Raul Ribeiro, que nas últimas três eleições regionais foi candidato pelo JPP, numa crónica publicada no DIÁRIO a 2 de Agosto de 2005, explicava como o povo se socorria da CDU “sempre que algo está mal ou demora a ter solução”. “Infelizmente, o povo é ingrato, e acaba pondo a ‘cruzinha’ nos do costume”, rematava.
Mas a descrição mais impressiva do ambiente enganador das campanhas eleitorais na Madeira foi deixada pelo antigo líder do CDS, Ricardo Vieira, num artigo de opinião publicado no DIÁRIO a 7 de Outubro de 2014, intitulado ‘A ronha’. “Estava num adro de uma das nossas igrejas, num domingo, à espera do fim da missa, para poder fazer uma acção de campanha. Já não sei qual era a eleição. Não era só eu, mas lado a lado, os partidos ocupavam os locais de melhor propagação de som e de maior visibilidade. Enquanto se celebrava a missa cá fora, acotovelavam-se os candidatos procurando convencer quem fora da igreja, por aí se encontrava. Oiço, ao meu lado, um candidato a pedir apoio a uma popular que, sorrindo lhe dizia que sim e elogiava o seu protagonismo regional. Satisfeito parte para outro contacto, e a até então sorridente, já longe dos seus ouvidos, cerra os dentes e vocifera: Vais ter! Fiquei estupefacto!”, relatou o antigo líder centrista.
Ricardo Vieira prosseguiu a análise ao fenómeno: “O voto secreto, sendo um enorme trunfo de liberdade, por ser secreto, favorece este jogo de simulação em que muitos se especializaram. Ainda por cima joga com esta horrível característica do madeirense de não ser transparente. Pode dizer uma coisa e fazer outra. Legaliza o cinismo e dá azo a um certo bipolarismo político! Pior, pode prometer-se um comportamento, ganhando proveitos e fazer outra coisa na descrição da decisão. Essa duplicidade pode dar lucro e ser mais proveitosa do que a hombridade e a verdade da conduta. Esta ronha é a defesa do medroso. É também a arma do graxista e do lambe-botas. É desleal porque permite concorrência de benesses entre situações desiguais. É sinuosa e charmosa para quem ouve o elogio, mas é traiçoeira e cruel para quem faz contas no final. Vive bem com Deus mas pactua com o Diabo! Tem a chuva na eira e o sol no nabal! A ronha é também sinal de dependência e de esperteza. Uma sociedade onde se generaliza a ronha é uma sociedade de oportunistas ou de quem não gosta de assumir.
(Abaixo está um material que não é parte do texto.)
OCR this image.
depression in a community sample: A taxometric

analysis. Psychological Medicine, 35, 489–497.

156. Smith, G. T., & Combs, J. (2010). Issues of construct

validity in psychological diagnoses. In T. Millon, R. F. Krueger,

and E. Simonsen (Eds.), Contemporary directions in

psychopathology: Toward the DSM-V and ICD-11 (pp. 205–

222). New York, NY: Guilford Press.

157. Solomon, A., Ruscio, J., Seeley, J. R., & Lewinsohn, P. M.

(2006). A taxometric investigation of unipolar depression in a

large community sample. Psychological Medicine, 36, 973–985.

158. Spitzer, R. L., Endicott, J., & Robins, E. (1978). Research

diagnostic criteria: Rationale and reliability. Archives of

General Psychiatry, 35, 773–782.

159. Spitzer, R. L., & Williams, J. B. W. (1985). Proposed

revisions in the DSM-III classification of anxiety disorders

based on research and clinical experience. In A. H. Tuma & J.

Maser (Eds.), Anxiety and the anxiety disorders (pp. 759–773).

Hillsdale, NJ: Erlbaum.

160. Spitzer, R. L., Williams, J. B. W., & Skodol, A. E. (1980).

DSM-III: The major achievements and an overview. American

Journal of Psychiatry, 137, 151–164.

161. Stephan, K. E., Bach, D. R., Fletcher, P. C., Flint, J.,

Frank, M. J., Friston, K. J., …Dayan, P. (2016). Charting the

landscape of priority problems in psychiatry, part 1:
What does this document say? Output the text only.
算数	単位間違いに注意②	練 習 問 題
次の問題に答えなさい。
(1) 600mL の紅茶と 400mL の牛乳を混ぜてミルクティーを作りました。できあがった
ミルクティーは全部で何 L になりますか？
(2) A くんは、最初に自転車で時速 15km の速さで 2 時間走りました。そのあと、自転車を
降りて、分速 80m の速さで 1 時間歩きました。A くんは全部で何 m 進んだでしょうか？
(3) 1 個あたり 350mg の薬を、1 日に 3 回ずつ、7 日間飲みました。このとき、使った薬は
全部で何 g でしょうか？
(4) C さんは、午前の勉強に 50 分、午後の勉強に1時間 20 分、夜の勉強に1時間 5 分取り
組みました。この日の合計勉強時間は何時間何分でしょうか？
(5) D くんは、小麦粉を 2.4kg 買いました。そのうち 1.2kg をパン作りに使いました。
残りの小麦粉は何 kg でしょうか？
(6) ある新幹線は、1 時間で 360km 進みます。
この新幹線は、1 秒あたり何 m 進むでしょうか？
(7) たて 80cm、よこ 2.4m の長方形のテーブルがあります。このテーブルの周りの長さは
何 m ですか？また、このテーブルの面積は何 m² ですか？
A ronha é uma certa corrupção mas de quem não tem ou não usa o dinheiro”.
Esta amostra de testemunhos e opiniões de quem participou durante muitos anos em actos eleitorais leva-nos a concluir que é verdade que os políticos podem facilmente enganar-se na percepção que têm sobre o efectivo apoio dos eleitores madeirenses.